この場合には親権者として子供を代理して法律行為を行ったことを明確にしておくとともに、子供が意思能力の認められる程度に成長した際には、子供の意思で使うことのできる預金があることを知らせてある点についても明確にしておくことが大切です。

 

贈与の時期

民法550条では、「書面によらない贈与は、各当事者が撤回することができる。ただし、履行の終わった部分については、この限りでない。

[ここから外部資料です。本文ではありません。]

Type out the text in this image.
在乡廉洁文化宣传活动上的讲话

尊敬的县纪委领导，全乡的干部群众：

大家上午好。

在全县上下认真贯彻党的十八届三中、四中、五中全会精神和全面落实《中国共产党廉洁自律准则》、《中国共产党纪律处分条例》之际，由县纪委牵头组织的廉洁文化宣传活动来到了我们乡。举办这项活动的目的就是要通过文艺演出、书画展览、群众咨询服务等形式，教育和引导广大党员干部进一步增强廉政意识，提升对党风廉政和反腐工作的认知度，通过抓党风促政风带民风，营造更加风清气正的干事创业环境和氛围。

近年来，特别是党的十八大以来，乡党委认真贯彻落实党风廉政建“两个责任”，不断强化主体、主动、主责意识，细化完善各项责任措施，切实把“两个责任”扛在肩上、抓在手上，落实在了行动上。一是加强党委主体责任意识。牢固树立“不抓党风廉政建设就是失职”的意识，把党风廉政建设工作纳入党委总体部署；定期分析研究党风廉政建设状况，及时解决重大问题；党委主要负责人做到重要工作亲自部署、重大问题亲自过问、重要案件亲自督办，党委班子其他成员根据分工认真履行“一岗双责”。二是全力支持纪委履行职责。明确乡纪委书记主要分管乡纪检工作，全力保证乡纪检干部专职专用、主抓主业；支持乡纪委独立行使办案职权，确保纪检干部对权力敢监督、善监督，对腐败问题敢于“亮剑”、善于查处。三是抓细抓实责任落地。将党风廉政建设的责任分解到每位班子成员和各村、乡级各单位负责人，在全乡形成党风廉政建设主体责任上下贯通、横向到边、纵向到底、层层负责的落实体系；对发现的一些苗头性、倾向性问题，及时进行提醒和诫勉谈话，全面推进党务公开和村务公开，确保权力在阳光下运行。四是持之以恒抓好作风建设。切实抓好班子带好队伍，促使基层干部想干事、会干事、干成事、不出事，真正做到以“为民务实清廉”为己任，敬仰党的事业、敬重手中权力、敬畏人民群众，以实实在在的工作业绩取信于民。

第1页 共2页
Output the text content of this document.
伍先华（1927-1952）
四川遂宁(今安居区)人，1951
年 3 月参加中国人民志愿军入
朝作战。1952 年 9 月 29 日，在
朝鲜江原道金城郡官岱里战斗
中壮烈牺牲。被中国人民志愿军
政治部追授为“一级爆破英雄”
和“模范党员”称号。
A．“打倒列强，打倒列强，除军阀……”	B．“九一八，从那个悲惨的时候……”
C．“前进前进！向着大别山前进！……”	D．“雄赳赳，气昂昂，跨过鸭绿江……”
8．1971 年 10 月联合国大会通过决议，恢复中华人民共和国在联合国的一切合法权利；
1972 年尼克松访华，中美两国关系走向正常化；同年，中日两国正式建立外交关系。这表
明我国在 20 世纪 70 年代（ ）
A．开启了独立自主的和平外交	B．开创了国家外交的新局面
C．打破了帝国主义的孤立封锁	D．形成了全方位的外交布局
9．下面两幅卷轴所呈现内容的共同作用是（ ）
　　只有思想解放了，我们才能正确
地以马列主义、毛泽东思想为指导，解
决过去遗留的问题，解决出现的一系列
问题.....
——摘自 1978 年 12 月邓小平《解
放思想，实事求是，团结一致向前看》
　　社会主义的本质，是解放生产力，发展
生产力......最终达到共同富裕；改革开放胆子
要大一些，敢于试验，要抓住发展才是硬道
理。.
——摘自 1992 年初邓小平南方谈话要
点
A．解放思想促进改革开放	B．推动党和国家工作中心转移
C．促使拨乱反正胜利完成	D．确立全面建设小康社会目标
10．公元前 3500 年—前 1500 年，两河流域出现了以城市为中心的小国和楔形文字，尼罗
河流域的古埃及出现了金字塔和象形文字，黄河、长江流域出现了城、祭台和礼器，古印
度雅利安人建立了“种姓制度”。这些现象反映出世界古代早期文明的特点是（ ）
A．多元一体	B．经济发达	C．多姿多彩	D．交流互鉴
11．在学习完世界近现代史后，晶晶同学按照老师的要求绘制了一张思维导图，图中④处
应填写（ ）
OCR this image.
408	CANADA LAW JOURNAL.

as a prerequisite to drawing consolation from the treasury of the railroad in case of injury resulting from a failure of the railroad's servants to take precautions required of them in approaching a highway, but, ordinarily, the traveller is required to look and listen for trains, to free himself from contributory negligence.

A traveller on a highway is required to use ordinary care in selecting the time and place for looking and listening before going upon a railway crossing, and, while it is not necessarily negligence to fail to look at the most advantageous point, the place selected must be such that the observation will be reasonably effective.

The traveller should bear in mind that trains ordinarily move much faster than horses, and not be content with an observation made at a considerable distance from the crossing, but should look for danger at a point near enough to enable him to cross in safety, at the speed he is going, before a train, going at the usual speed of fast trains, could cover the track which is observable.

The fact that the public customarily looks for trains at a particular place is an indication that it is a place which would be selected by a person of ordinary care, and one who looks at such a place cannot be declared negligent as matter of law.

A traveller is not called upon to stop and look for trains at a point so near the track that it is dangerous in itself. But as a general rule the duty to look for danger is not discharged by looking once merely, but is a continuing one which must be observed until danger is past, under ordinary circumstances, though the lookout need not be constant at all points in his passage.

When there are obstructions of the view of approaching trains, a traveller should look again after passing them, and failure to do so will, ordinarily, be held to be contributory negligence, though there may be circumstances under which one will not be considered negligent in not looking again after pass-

」と規定しています。

 

相続税基本通達ではこの民法の規定を受けて、財産の取得時期を「贈与の場合、書面によるものについてはその契約の効力を発生した時、書面によらないものについてはその履行の時」とする取り扱いを公表しています。

 

したがって、贈与契約書のない贈与の場合にはその贈与の履行がいつ行われたのか、という判断が重要になります。

 

子供自身が支払の手段として普段使用している普通預金の口座に親が振り込んだ場合には、その振り込んだ時を贈与の時期とすることに問題はありません。

 

しかし、意思能力のない子供名義の通帳を親が作って親が管理しているような場合において、または子供に意思能力があるにもかかわらず、子供がその通帳の存在を知らない場合において、その贈与契約について親が子供を有効に代理していないと認められるときには、その贈与は未だ履行されていないものと考えられます。

 

このように、未だ贈与が履行されていないと認められる預金については、その預金が実質的に子供の管理下に置かれたタイミングが贈与の履行の時期と考えられるために、相続開始前3年以内の贈与加算の計算を検討する場合等には注意が必要です。

 

したがってその預金が実質的に子供の管理下に置かれた時期を明確にしておくことが大切です。

 

贈与契約の内容

専業主婦である妻が、毎月の家計費の残額を、夫から「自由に使っていい」と言われた場合、どのような契約がなされたと考えるべきでしょうか?

 

「自由に使っていい」という文言からは、妻自身の消費に充てることは許されていると考えられますが、その残額を、妻名義の預金とすることまで許容されるかどうかは明確ではありません。

 

同様の事例に関する裁決例では、妻名義の多額の預金について、原資の出捐者(しゅつえんしゃ)が夫であることに争いがなく、

 

@夫の管理および運用の事実が認められること、

 

A仮に夫が妻に生活費として処分を任せて渡していた金員があり、生活費の余剰分は自由に使っていいと言われていたとしても、渡された生活費の法的性質は夫婦共同生活の基金であって、余剰を妻名義の預金等としたとしても、その法的性質は失われないと考えられるのであり、ただちに贈与の契約を意味してその預金等の全額が妻の特有財産となるものとはいえない、と判断しています。

 

したがって、専業主婦は特有財産としての銀行口座を持てない訳ではありませんが、その預金が特有財産と認められるためには、原資の出捐者からの贈与の意思とその内容が具体的に明確であり、かつ、その預金について、妻自らが管理して運用していることが必要となります。